Altermodern, Tate Britain, London

At last, after the sheer mess of GSK Contemporary, its a real relief to see a high-profile London contemporary art show that has a clear direction. That show is 'Altermodern'  the new Tate Triennial at Tate Britain. As the name suggests, its built around curator  Nicolas Bourriaud's conception of altermodernity, which defines an art for a globalised world, to be understood in 'relation to economic, political and cultural conditions'.

Coates

As such, the 28 artists whose work is reflected within are all responding, to some extent or another, to Bourriaud's concept which, by its very nature, is a little abstract. That said, its inevitable that some of the artists have much greater success in relating to altermodernity than others.  Bourriaud, perhaps best known in art circles for founding the Palais de Tokyo in Paris, has defined his concept as (wonderful word alert) 'polyglot', with the altermodern artist reflecting a 'contemporary experience of mobility', so maybe the wide range of responses is the whole point. Well, at least he has a vision…
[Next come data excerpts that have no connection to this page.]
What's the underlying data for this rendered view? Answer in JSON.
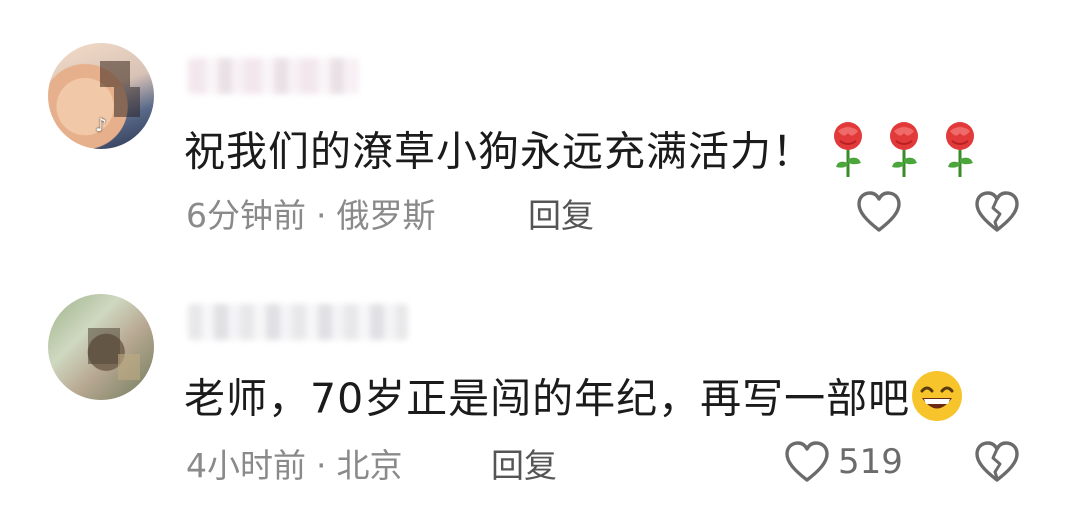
{
  "comments": [
    {
      "username": "",
      "text": "祝我们的潦草小狗永远充满活力！",
      "emoji": "rose-emoji",
      "time": "6分钟前",
      "separator": "·",
      "location": "俄罗斯",
      "reply_label": "回复",
      "like_count": ""
    },
    {
      "username": "",
      "text": "老师，70岁正是闯的年纪，再写一部吧",
      "emoji": "grinning-face-emoji",
      "time": "4小时前",
      "separator": "·",
      "location": "北京",
      "reply_label": "回复",
      "like_count": "519"
    }
  ],
  "icons": {
    "like": "heart-outline-icon",
    "dislike": "broken-heart-icon"
  },
  "colors": {
    "text": "#1b1b1b",
    "meta": "#8a8a8a",
    "icon": "#6b6b6b"
  }
}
Equally, as always seems to be the case in a contemporary art showcase, the results are patchy – there are some phenomenally strong works here, together with some (well, one at least – more on that later) works of almost staggering crassness.

The first thing you notice about Altermodern is the way the Tate space has been transformed – the works spill out of the gallery into the central building hall (or the Duveen galleries as they are more formally known). After recently playing host to Martin Creed's magnificent runners (Work No. 850), they have been transformed, most notably by two works; Matthew Derbyshire's 'Palac', which detournes the entrance of the gallery, forcing the visitor to redefine his own relationship with the space, and  Subodh Gupta's 'Line of Control', a huge mushroom cloud composed of stainless steel kitchen utensils. Gupta's work, whilst visually stunning, is, however one of the show's more confused pieces. It’s message is lost within its shimmering ‘wowness’.
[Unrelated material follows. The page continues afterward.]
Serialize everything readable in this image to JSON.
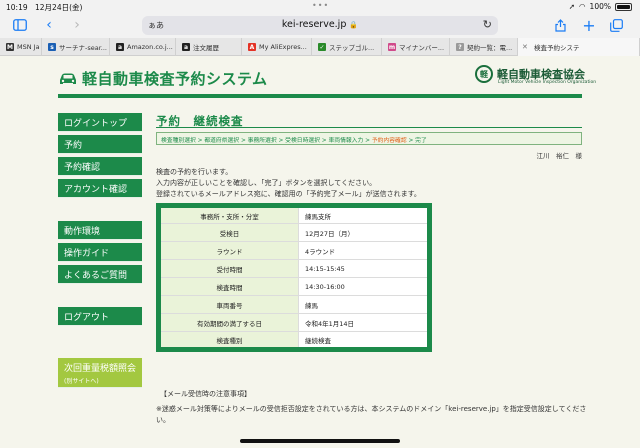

Once inside, its refreshing to see a number of artists that have been on the fringes of large-scale Tate recognition for at least a couple of years finally arrive. Marcus Coates, whose work takes the traditional cultural concept of the shaman, clad in animal skins, and examines its role in contemporary society, a great example. 'The Plover's Wing' is Coates' most explicitly political work to date, dealing with the issues surrounding the Israeli/Palestinian conflict in a way that I would anticipate that even Tony Blair in his role as Middle East peace envoy hasn't yet tried. 

It's also great to see Olivia Plender again at the triennial. Whilst her piece included her 'Machine Shall Be the Slave of Man, But We Will Not Slave for the Machine' is perhaps the most clearly 'altermodern' work in the collection, and is definitely the most contemporary, in that it is placed directly within the context of the global recession. What the work gains from its inclusion of external current events, it loses by being, quite frankly, the most boring piece in the Triennial. 

Other fascinating works that particularly warrant closer investigation include Mike Nelson's installation 'The Projection Room', Spartacus Chetwund's (winner of the prize for best name) video 'Hermitos Children'  and, my particular favourite, David Noonan's slightly sinister sepia stage sets.

Special mention must go to Nathaniel Mellors, whose 'Giantbum', is possibly the most juvenile, insulting and idotic piece of contemporary art I've ever seen  and  I'm still (after having been back to Altermodern twice) shocked that a work so mediocre has made it in to the show. I'll let you see it for yourself. I spent both visits cringing. 

That said, Altermodern is a vibrant, fascinating and (mostly) intelligently put together show. The average pieces are more than made up for by the variation included and the overall boldness of Bourriaud's curatorial vision.